The tracklist of the beast is as follows
- What Grows Inside the Garden? – 4 minutes 38 seconds
- Waltz of the Weekend – 6 minutes 14 seconds
- Sea Anemone Song – 7 minutes 35 seconds
- Rode My Bike – 3 minutes 54 seconds
- Gadzooks – 3 minutes 44 seconds
- Who Loves the Moon? – 8 minutes
Intermission
- The Fixer – 3 minutes 46 seconds
- The Things We Make – 8 minutes 23 seconds
- Vicious Vivian – 2 minutes 56 seconds
- Creepers and Vines – 7 minute 46 seconds
- Venus Fly Trap Song – 6 minutes 58 seconds
- Lost Mariners – 11 minutes 19 seconds
Total playing time – 75 minutes
A magic realist psychedelic waltz
from Nathan
“I’ve seen the Tombs of Tremorfa,
The Sphinxes of Splott,
I’ve seen the Witches of Whitchurch
I like them a lot
I’ve seen the Gorgons of Grangetown
But I looked away
I see the Harpies of Habershon Street
Every day”
From “Waltz of the Weekend” by Soft Hearted Scientists, 2023.

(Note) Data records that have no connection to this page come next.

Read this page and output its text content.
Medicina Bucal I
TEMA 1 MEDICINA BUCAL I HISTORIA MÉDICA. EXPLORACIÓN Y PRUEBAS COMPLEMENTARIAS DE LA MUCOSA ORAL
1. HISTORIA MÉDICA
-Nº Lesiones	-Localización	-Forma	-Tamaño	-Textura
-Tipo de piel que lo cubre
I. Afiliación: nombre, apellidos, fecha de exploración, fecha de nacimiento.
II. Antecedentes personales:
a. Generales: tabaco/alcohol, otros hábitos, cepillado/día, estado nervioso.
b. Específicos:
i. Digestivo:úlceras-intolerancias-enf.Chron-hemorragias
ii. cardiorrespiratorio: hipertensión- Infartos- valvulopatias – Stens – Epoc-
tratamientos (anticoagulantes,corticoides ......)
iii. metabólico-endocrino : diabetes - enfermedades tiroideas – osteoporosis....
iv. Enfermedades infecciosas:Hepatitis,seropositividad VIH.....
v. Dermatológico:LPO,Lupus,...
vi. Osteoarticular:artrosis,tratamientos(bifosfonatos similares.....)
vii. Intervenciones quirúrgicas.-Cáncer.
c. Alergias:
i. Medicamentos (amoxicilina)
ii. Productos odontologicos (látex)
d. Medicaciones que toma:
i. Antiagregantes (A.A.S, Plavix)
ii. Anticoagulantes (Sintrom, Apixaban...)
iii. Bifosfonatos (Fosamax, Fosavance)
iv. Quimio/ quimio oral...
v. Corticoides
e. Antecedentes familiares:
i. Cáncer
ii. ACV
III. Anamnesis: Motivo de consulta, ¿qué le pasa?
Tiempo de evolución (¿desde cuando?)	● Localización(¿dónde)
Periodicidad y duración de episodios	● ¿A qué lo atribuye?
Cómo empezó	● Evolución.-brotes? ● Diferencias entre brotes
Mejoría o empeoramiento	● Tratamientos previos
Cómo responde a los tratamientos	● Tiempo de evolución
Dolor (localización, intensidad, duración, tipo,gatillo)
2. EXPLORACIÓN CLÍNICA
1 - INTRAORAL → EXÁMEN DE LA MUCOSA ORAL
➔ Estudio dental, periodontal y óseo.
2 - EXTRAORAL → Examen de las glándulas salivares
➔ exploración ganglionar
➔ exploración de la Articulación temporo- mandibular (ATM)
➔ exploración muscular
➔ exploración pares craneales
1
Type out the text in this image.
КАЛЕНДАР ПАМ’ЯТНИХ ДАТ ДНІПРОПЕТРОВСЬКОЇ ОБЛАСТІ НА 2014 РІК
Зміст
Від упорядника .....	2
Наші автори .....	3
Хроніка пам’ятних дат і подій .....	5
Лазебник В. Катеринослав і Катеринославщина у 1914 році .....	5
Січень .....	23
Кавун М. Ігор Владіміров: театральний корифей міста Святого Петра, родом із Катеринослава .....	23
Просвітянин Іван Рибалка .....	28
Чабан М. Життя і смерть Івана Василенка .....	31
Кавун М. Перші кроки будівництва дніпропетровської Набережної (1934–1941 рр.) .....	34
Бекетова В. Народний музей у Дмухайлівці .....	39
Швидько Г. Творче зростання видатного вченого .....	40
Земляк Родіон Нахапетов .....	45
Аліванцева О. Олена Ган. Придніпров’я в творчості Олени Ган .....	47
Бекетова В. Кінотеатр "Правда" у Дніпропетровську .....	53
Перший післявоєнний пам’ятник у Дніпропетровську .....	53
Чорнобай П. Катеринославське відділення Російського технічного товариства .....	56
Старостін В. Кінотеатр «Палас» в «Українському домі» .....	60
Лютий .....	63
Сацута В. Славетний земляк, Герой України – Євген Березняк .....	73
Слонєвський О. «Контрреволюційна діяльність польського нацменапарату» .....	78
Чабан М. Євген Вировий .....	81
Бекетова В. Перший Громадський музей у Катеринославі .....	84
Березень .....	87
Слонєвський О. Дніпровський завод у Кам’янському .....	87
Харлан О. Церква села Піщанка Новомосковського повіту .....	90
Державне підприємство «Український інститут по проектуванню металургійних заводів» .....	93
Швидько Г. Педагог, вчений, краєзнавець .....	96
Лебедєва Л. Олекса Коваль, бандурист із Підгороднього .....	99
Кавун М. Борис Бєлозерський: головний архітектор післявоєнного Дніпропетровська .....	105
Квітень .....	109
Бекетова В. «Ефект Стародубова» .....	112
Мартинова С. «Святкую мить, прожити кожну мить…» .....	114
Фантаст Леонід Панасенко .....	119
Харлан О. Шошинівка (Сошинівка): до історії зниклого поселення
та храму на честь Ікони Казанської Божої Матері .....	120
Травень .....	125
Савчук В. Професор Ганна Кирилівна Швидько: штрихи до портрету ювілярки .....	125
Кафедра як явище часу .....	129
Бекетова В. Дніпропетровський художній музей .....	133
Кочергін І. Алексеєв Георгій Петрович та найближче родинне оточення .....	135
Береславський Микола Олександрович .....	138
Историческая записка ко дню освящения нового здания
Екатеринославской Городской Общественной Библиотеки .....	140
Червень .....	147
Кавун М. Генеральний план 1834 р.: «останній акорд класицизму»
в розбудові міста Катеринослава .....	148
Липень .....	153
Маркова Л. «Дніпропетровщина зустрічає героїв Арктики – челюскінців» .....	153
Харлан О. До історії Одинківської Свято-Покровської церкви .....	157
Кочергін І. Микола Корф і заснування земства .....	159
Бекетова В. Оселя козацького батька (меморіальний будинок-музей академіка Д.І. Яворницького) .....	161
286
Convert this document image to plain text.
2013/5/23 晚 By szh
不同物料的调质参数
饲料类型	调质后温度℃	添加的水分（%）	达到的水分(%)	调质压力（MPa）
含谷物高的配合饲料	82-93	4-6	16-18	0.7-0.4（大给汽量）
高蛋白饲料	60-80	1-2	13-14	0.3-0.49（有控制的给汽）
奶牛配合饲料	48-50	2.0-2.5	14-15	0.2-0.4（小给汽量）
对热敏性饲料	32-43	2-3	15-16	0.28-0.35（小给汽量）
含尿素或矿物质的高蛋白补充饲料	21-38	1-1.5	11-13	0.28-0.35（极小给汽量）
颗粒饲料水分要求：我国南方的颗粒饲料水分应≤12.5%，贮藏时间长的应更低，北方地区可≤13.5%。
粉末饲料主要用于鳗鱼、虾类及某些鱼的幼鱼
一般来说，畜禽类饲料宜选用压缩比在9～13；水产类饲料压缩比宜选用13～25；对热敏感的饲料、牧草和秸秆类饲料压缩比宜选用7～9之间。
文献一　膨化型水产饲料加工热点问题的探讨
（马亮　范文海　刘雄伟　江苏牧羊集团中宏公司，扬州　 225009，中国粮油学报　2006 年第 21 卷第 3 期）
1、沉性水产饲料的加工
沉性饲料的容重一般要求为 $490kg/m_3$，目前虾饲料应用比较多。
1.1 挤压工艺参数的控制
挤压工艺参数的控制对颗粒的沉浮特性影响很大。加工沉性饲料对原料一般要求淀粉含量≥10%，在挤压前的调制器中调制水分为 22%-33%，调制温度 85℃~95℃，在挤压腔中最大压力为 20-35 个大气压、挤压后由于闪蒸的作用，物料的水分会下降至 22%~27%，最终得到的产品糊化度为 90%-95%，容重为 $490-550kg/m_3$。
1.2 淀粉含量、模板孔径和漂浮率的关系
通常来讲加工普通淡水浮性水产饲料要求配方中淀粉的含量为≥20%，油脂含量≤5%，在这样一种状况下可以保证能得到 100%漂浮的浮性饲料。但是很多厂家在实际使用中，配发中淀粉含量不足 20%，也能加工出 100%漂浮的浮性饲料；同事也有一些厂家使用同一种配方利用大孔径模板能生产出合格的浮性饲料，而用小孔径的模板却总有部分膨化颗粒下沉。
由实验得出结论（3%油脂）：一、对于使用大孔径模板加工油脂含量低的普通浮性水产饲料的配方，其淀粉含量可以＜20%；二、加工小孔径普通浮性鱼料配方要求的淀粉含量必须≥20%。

Ever wondered what a magic realist psychedelic waltz about a trip from Splott to Tintern Abbey, with a middle section that resembles “Bohemian Rhapsody” on a budget mashed up with “Stonehenge” by Spinal Tap sounds like? You won’t have to wait too much longer.
New Scientists in May (or, maybe, June)
from Nathan:
Aiming to finish mixing this month, get the album mastered next month and possibly released in May. June latest.
It’s turning into an epic with many songs stretching out, then stretching out some more. Quite cinematic, very trippy.
Probably an hour long. Maybe more. It’s got a life of its own.
Soft Hearted Scientists in the studio
news from Nathan
Mixing a deceptively cheerful pop song with echoes of The Who about bumping off domestic abusers called “The Fixer” (“Right wing views and an atom bomb disposition/Suddenly he disappeared but I’m above suspicion”).
An astonishing amount of instrumental and vocal overdubs so having to be brutal and cull a few for the sake of clarity. Seriously thinking of an alternative overspill album of lost overdubs. Spencer Segelov plays some heroic Keith Moon chaos drums.